Jawbox : For Your Own Special Sweetheart

Jeff Terich
Jawbox for your own special sweetheart

Truly Great

The kids are united. And so I’ve heard via too many old-school hardcore gang-vocal choruses to mention, they will never be divided. But when Jawbox released their major label debut, For Your Own Special Sweetheart, the punk rock youth expressed an unhealthy bit of cynicism about the first band to jump ship from the then-sanctified hardcore homebase Dischord to greener, major label pastures. Yet the worries of the cynics and the purists were all for naught: the move would result in what would become their best album yet, and a landmark album in indie rock history.

What made For Your Own Special Sweetheart stand out at the time was its defiance of all things punk or pop. It was chaotic. It was catchy. It was fun. It was unsettling. It was ugly. It was beautiful. And it maintained this balance without ever teetering too far into either category. Begrudging fans who forgave the band for taking a shot at a wider audience would soon learn how much the band grew since Novelty. While that record was unusual at the time, Sweetheart was absolutely revolutionary when it was released.

Beginning with samples of poetry and bass string scraping, “FF=66” launches the album headfirst into the manic rhythms of Zachary Barocas and merciless bass pounding of Kim Coletta. Singer/guitarist J. Robbins screams “This code is cracked/I don’t expect whatever I spat out to stick” over the feedback and rumbling, before a split-second transition transforms the song from barely contained cacophony to rock anthem, Robbins and guitarist Bill Barbot harmonizing “Reified and refined/blurring every line“. In just that line, the band seemed to have summed up the record — a new version of the band, refusing to be pigeonholed and standing apart from both traditional hardcore and radio-friendly alternative rock.
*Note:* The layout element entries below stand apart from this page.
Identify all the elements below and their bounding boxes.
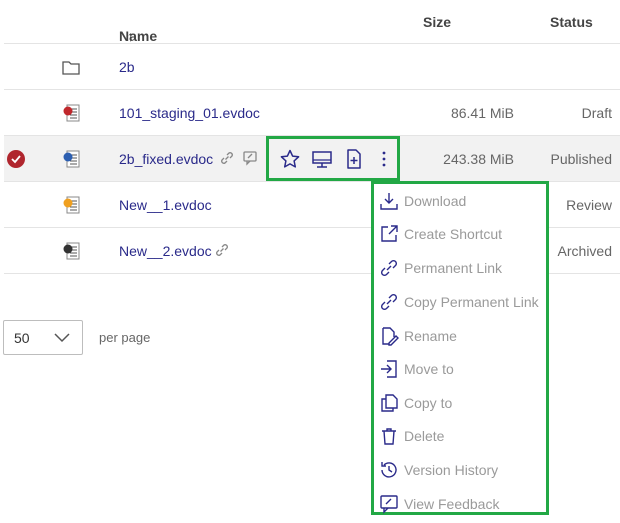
more-options-icon[interactable]: [373, 148, 395, 170]
table-row[interactable]: 2b: [4, 44, 620, 90]
file-name[interactable]: New__2.evdoc: [119, 243, 212, 259]
link-icon: [216, 244, 228, 257]
evdoc-dark-icon: [63, 242, 80, 260]
menu-item-view-feedback[interactable]: View Feedback: [377, 489, 547, 519]
per-page-select[interactable]: 50: [3, 320, 83, 355]
column-header-size[interactable]: Size: [423, 14, 451, 30]
per-page-label: per page: [99, 330, 151, 345]
evdoc-blue-icon: [63, 150, 80, 168]
menu-item-copy-to[interactable]: Copy to: [377, 388, 547, 418]
link-icon: [380, 293, 398, 311]
history-icon: [381, 462, 397, 478]
feedback-icon: [380, 495, 398, 514]
status-badge: Draft: [581, 105, 612, 121]
status-badge: Archived: [557, 243, 612, 259]
file-size: 86.41 MiB: [450, 105, 514, 121]
add-file-icon[interactable]: [343, 148, 365, 170]
link-icon: [380, 259, 398, 277]
file-name[interactable]: 2b_fixed.evdoc: [119, 151, 213, 167]
file-name[interactable]: New__1.evdoc: [119, 197, 212, 213]
menu-item-version-history[interactable]: Version History: [377, 455, 547, 485]
menu-item-move-to[interactable]: Move to: [377, 354, 547, 384]
trash-icon: [382, 428, 396, 445]
menu-item-create-shortcut[interactable]: Create Shortcut: [377, 219, 547, 249]
folder-icon: [62, 61, 80, 75]
context-menu: Download Create Shortcut Permanent Link …: [371, 181, 549, 515]
menu-item-download[interactable]: Download: [377, 186, 547, 216]
download-icon: [380, 193, 398, 210]
table-header: Name ↑ Size Status: [4, 0, 620, 44]
selected-check-icon[interactable]: [7, 150, 25, 168]
rename-icon: [382, 327, 399, 346]
menu-item-permanent-link[interactable]: Permanent Link: [377, 253, 547, 283]
link-icon: [221, 152, 233, 165]
sort-arrow-icon[interactable]: ↑: [127, 28, 134, 44]
row-tags: [214, 241, 233, 258]
evdoc-red-icon: [63, 104, 80, 122]
feedback-icon: [243, 151, 257, 166]
table-row[interactable]: 101_staging_01.evdoc 86.41 MiB Draft: [4, 90, 620, 136]
file-name[interactable]: 2b: [119, 59, 135, 75]
menu-item-rename[interactable]: Rename: [377, 321, 547, 351]
per-page-value: 50: [14, 330, 30, 346]
menu-item-copy-permanent-link[interactable]: Copy Permanent Link: [377, 287, 547, 317]
file-size: 243.38 MiB: [443, 151, 514, 167]
column-header-status[interactable]: Status: [550, 14, 593, 30]
row-tags: [219, 149, 261, 166]
chevron-down-icon: [54, 333, 70, 343]
shortcut-icon: [381, 225, 398, 242]
present-icon[interactable]: [311, 148, 333, 170]
star-icon[interactable]: [279, 148, 301, 170]
evdoc-orange-icon: [63, 196, 80, 214]
menu-item-delete[interactable]: Delete: [377, 421, 547, 451]
copy-icon: [381, 394, 398, 412]
file-name[interactable]: 101_staging_01.evdoc: [119, 105, 260, 121]
row-action-toolbar: [266, 136, 400, 181]
status-badge: Published: [550, 151, 613, 167]
status-badge: Review: [566, 197, 612, 213]
move-icon: [381, 360, 397, 378]
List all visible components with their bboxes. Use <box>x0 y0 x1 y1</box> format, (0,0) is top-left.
Like onetime labelmates Fugazi, Jawbox often focused on social issues in lyrics. Robbins sang about the objectification of women in “Savory,” a song that ironically became a single with accompanying video that was shown on MTV a handful of times, most likely achieving a ratio of one showing to every 20 of Wreckx-N-Effect’s “Rump Shaker.” If that. The song itself was a simple, but atypical achievement in balance, heavily chugging power chords carrying a melody underneath a woozy, atonal chord progression. It was gorgeous, yet grating, a quality that the band carried through most of the album.

Probably the most accessible track on the record is “Cooling Card,” a more straightforward, four-chord rock song with a catchy chorus and more melodic delivery on the part of Robbins. Yet, unfortunately, this song received much less attention than “Savory,” and thus had little potential of gaining any radio airplay. Regardless, it totally rocks.

“Cruel Swing” shows the band’s more technically proficient side, charging through a 5/4 signature with hardcore intensity. It’s an example of just how brilliant Jawbox were at writing songs. Despite the somewhat difficult time signature, the band pulls it off as if it were a standard 4/4, leaving the song as listenable as it is uncompromising.

No song on Sweetheart comes close to “Reel,” however, one of the band’s more unusual tracks, and one of its best for that very reason. From the first second, Robbins screams “Listen/ there is no use in trying to explain,” over a seemingly rhythmless and atonal guitar riff that leaves the listener with audio vertigo. The sheer harshness is enough to incite you to hit the skip button, but within seconds, the melody reveals itself amidst the turmoil. In one of the most genius moves in music history, the near unlistenable transforms into a more straightforward punk rock song, which then morphs into a blissful chorus that could convert the most brusque of critics.

Thanks to deSoto records earning back the rights to the album, fans may have the opportunity to get their hands on Sweetheart after its going out of print several years ago. Though some turned their backs on Jawbox initially, Sweetheart has the makings of being legendary, much like Pink Flag and Entertainment!, long after critics and fans realize their mistake in missing it the first time around. For Your Own Special Sweetheart is the quintessential post-hardcore album. Not Repeater, not Songs About Fucking and not End on End. Though Fugazi, Big Black and Rites of Spring laid the groundwork for post-hardcore, Jawbox created something entirely new and interesting out of it, and with For Your Own Special Sweetheart, made the genre’s first perfect album.